Showing posts with label growing up. Show all posts
Showing posts with label growing up. Show all posts

Thursday, September 3, 2009

On Traumatic Childhood Experiences

So I log into Facebook today, and I see one of those random group invitations, the groups which I very rarely join because they are always SO dumb. No, I don’t want to join a group that’s called “I love cookies!” thanks. Anyway, this particular group was “Memories of Name of Old Teacher”. Apparently this teacher is dying of cancer, which is horrible, obviously. The group was set up by this teacher’s kid with the purpose of having a spot where former students and colleagues could write down their favourite memories of this person and the ways in which this person changed them. When all is said and compiled, the stories and memories and pictures will be printed out for this person to see, so this person can see how many lives they have changed. Okay, I was trying to keep this gender neutral in case someone connected with this person found this, but whatever. It’s messing up my tenses and sounding dumb. So we’ll just call this teacher Mr. X. I think the whole concept is a lovely idea, but I didn’t join. Why? Mr. X was one of the worst teachers I ever had. He did not have any positive impact on my life and always made me feel kind of bad about myself.

I had him for two straight years, at a very formative time in my life. I mean, it wasn’t like he was this horrible beast of a guy; he was just kind of an asshole. I can see that now looking back, but when Mr. X was my teacher, he scared me a bit. He was a bit of a bully, and when you are 11, 12 years old, you just don’t stand up to person like that, especially when he is your teacher. At least I didn’t. He had a mocking sense of humour that kids don’t really need when they are in grades 5 and 6. I always tried to lay low so I wouldn’t be the direct target of his wit.

I remember one time I was doing a speech in front of the entire class, which holy hell I hated doing, and as I stood up there I was shuffling back and forth on my feet. And he mocked me, in front of the entire class. “Why are you shuffling? You look crazy!!” I’m shuffling, SIR, because I am extremely nervous about public speaking in front of my peers. You’re mocking me does not help matters, because now I’m overly conscious of my feet and I’m forgetting the words to my speech.
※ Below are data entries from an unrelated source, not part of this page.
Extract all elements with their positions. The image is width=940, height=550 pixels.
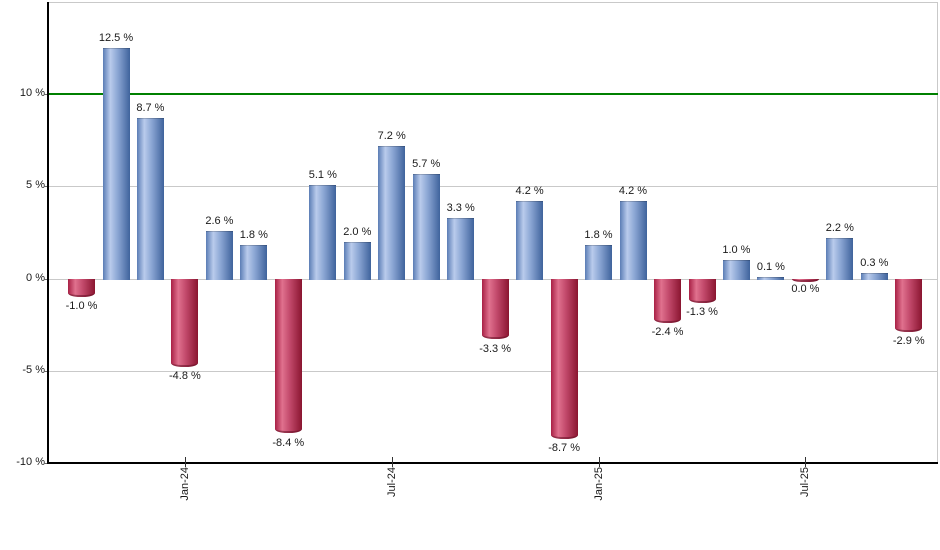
y-axis-tick [44,278,48,280]
bar-14[interactable] [516,201,544,280]
bar-value-label: -3.3 % [479,342,511,355]
x-axis-label: Jan-24 [178,467,191,501]
bar-9[interactable] [343,241,371,280]
bar-5[interactable] [205,230,233,280]
x-axis-label: Jul-24 [385,467,398,497]
bar-value-label: 0.1 % [756,260,785,273]
bar-value-label: 5.1 % [308,168,337,181]
y-axis-label: 5 % [26,179,45,192]
bar-2[interactable] [102,48,130,280]
x-axis-tick [598,457,600,467]
bar-value-label: 0.0 % [791,282,820,295]
y-axis-line [47,2,49,464]
x-axis-tick [805,457,807,467]
gridline-5pct [49,186,938,188]
bar-value-label: 2.0 % [343,225,372,238]
y-axis-tick [44,186,48,188]
bar-6[interactable] [240,245,268,280]
y-axis-label: -5 % [22,363,45,376]
bar-1[interactable] [68,278,95,298]
x-axis-tick [391,457,393,467]
bar-value-label: 1.0 % [722,244,751,257]
bar-25[interactable] [895,278,923,333]
bar-value-label: 3.3 % [446,201,475,214]
y-axis-label: 10 % [19,87,45,100]
plot-area-frame [49,2,938,463]
gridline--5pct [49,370,938,372]
x-axis-label: Jan-25 [592,467,605,501]
bar-value-label: 7.2 % [377,129,406,142]
bar-17[interactable] [619,201,647,280]
x-axis-line [47,462,938,464]
bar-value-label: 2.6 % [205,214,234,227]
bar-value-label: -8.7 % [548,442,580,454]
bar-13[interactable] [481,278,509,340]
y-axis-label: -10 % [16,456,45,468]
bar-value-label: 8.7 % [136,102,165,115]
bar-value-label: -4.8 % [168,370,201,383]
bar-value-label: 1.8 % [239,229,268,242]
bar-value-label: -2.4 % [651,325,684,338]
y-axis-tick [44,94,48,96]
bar-value-label: -1.3 % [686,305,718,318]
bar-11[interactable] [412,173,440,280]
bar-23[interactable] [826,238,854,280]
bar-value-label: -2.9 % [892,335,925,348]
bar-24[interactable] [860,273,888,280]
bar-8[interactable] [309,184,337,280]
bar-3[interactable] [136,118,164,280]
bar-value-label: 2.2 % [825,222,854,234]
y-axis-tick [44,463,48,464]
bar-15[interactable] [550,278,578,440]
x-axis-tick [184,457,186,467]
bar-18[interactable] [654,278,681,323]
bar-22[interactable] [791,278,819,282]
bar-21[interactable] [757,276,785,280]
bar-value-label: -8.4 % [272,436,305,449]
reference-line-10pct [49,93,938,96]
y-axis-label: 0 % [26,271,45,284]
bar-20[interactable] [722,260,750,280]
bar-4[interactable] [171,278,199,368]
bar-value-label: 4.2 % [515,185,544,198]
bar-7[interactable] [274,278,302,434]
bar-12[interactable] [447,217,475,280]
x-axis-label: Jul-25 [799,467,812,497]
bar-value-label: 5.7 % [412,157,441,170]
bar-19[interactable] [688,278,716,303]
bar-value-label: 12.5 % [98,32,134,45]
bar-16[interactable] [585,245,612,280]
y-axis-tick [44,370,48,372]
bar-value-label: 1.8 % [584,229,613,242]
bar-value-label: -1.0 % [65,300,98,312]
bar-value-label: 4.2 % [618,185,648,198]
bar-10[interactable] [378,145,406,280]
bar-value-label: 0.3 % [860,257,889,270]
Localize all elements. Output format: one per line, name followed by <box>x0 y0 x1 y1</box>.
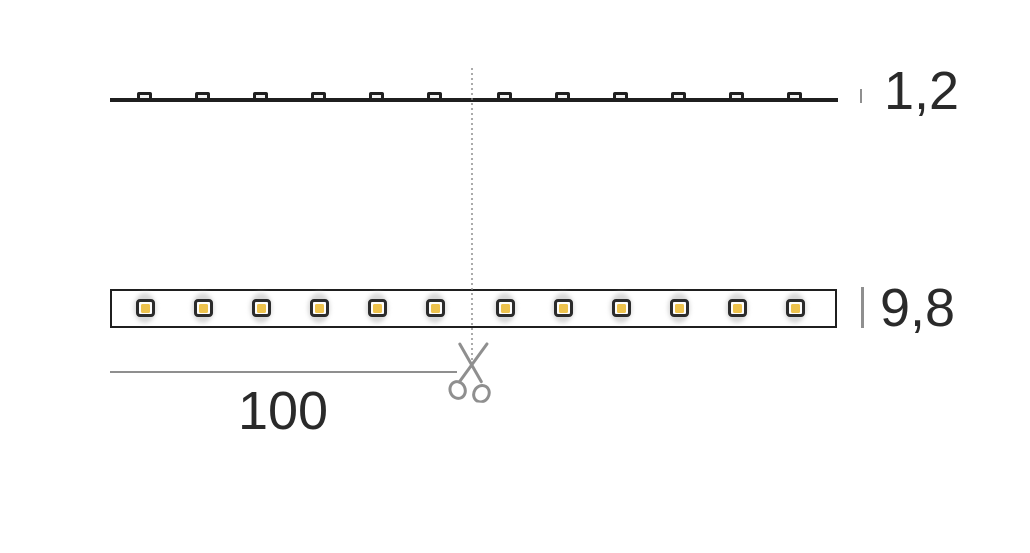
led-core <box>430 303 440 313</box>
cut-length-label: 100 <box>237 381 329 441</box>
thickness-dimension-tick <box>860 89 862 103</box>
led-chip-icon <box>251 299 271 317</box>
led-core <box>372 303 382 313</box>
led-chip-icon <box>367 299 387 317</box>
led-chip-side-icon <box>137 92 152 101</box>
led-core <box>558 303 568 313</box>
width-dimension-label: 9,8 <box>880 278 956 338</box>
led-chip-side-icon <box>613 92 628 101</box>
width-dimension-tick <box>861 287 864 328</box>
led-chip-side-icon <box>729 92 744 101</box>
led-chip-icon <box>193 299 213 317</box>
led-chip-side-icon <box>311 92 326 101</box>
led-chip-icon <box>727 299 747 317</box>
cut-length-dimension-line <box>110 371 457 373</box>
led-chip-side-icon <box>787 92 802 101</box>
led-core <box>616 303 626 313</box>
led-chip-side-icon <box>253 92 268 101</box>
led-chip-icon <box>611 299 631 317</box>
led-core <box>140 303 150 313</box>
led-chip-icon <box>669 299 689 317</box>
led-chip-side-icon <box>427 92 442 101</box>
led-core <box>314 303 324 313</box>
led-core <box>500 303 510 313</box>
cut-line-dotted <box>471 68 473 368</box>
led-chip-icon <box>135 299 155 317</box>
led-chip-side-icon <box>369 92 384 101</box>
led-chip-icon <box>495 299 515 317</box>
led-core <box>256 303 266 313</box>
led-chip-side-icon <box>195 92 210 101</box>
led-core <box>674 303 684 313</box>
scissors-icon <box>448 342 491 404</box>
led-core <box>732 303 742 313</box>
led-chip-icon <box>309 299 329 317</box>
led-chip-side-icon <box>671 92 686 101</box>
led-core <box>790 303 800 313</box>
strip-outline <box>110 289 837 328</box>
led-chip-side-icon <box>555 92 570 101</box>
strip-profile-line <box>110 98 838 102</box>
led-chip-side-icon <box>497 92 512 101</box>
thickness-dimension-label: 1,2 <box>884 61 960 121</box>
led-chip-icon <box>785 299 805 317</box>
led-chip-icon <box>425 299 445 317</box>
led-chip-icon <box>553 299 573 317</box>
led-core <box>198 303 208 313</box>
We also had this part of English class where we had to read aloud. We were reading this book…I don’t even remember what it was; I only remember that one of the characters was named “Cynthia”. I could not for the life of me pronounce “Cynthia”, I would start reading, get to a line with that name, and just start sputtering, “Ththia”, “Cytia”. I did not have any kind of speech impediment when I talked normally, but for whatever reason, I had issues with reading in front of the class. Of course, the first time it happened, everyone in the class found it hilarious. Which looking back, it kind of is, but I was mortified. BUT THEN, everytime Mr.X would see the name “Cynthia” coming up in a paragraph, he would stop whoever was reading, and be like “Megan, your turn”. So then I would be forced to lisp my way through the word “Cynthia” and everybody would laugh. Everytime. Eventually I caught on and just skipped right over that name, but god, I hated him for doing that.

He also had days where he would pick on the shy kids. They would actually be called “pick on __” day. We’d be getting ready to go for the day, and he would be like “don’t forget guys, tomorrow is pick on ___ day!” I don’t even remember what the pick on ___ days actually involved because I’ve completely blocked them from my mind.

One time it was the dead of winter, and he made one of my shy friends go stand outside the portable door with no coat or anything. He locked the door, telling her, “when I can hear you yell ‘let me in’ from the front of the classroom, somebody will unlock the door”. She was out there forever screaming “LET ME IN!” She was so freaking embarrassed. Like, I don’t know if that was his way of combating shyness, but what the hell teacher college did you go to Mr. X?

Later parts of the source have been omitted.